Will Narendra Modi's rise make or break BJP?
As the prosperous Gujarat goes to the polls this week, few doubt Narendra Modi will win a fourth successive term as its chief minister.
What is not clear is whether the popular, but divisive 62-year-old will win a big enough mandate to secure the backing of his party to lead the charge against Prime Minister Manmohan Singh's coalition in a general election due by 2014.
Many believe that only Modi can reinvigorate the Bharatiya Janata Party (BJP), which has failed to capitalise on the troubles of a government hit by a sharp economic downturn to a string of corruption scandals.
Surely, they argue, voters across the country will elect a leader who has ably brought Gujarat its uninterrupted power supplies, smooth roads and flood of investment.
Ironically, however, if Modi is catapulted by this week's state election into poll position as the BJP's leader for 2014, it could ultimately scupper his party's chances of winning back power for the first time since 2004.
Critics speak of him as an authoritarian and vindictive leader.
Worse, the toxic memory of religious riots that tore through his state a decade ago leaves suspicions that Modi remains a Hindu hardliner who will alienate more voters than his leadership and oratory skills could hope to gain.

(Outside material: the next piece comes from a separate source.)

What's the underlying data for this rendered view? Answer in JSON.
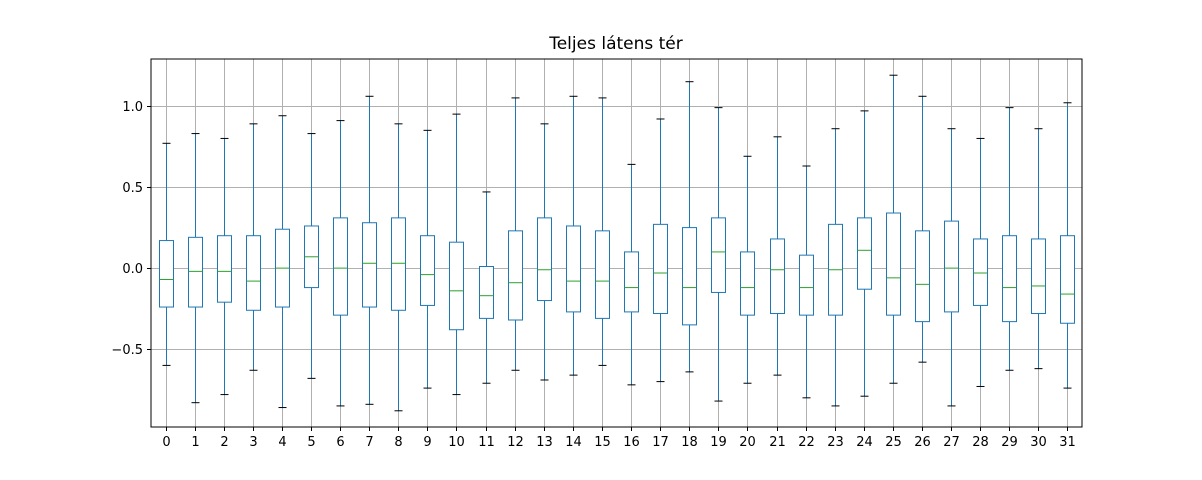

"He's capable of wrecking the BJP's hopes at the national level," said James Manor, professor of Commonwealth Studies at the University of London.
"He doesn't excite large numbers of voters outside Gujarat.He frightens many more than he excites." Such an outcome may create more political risk in a country that has fallen out of favour with investors over the past two years thanks to policy drift and incompetence in New Delhi.
A weakened BJP incapable of taking on Singh's Congress party will probably lead to a highly fractured vote in the 2014 general election.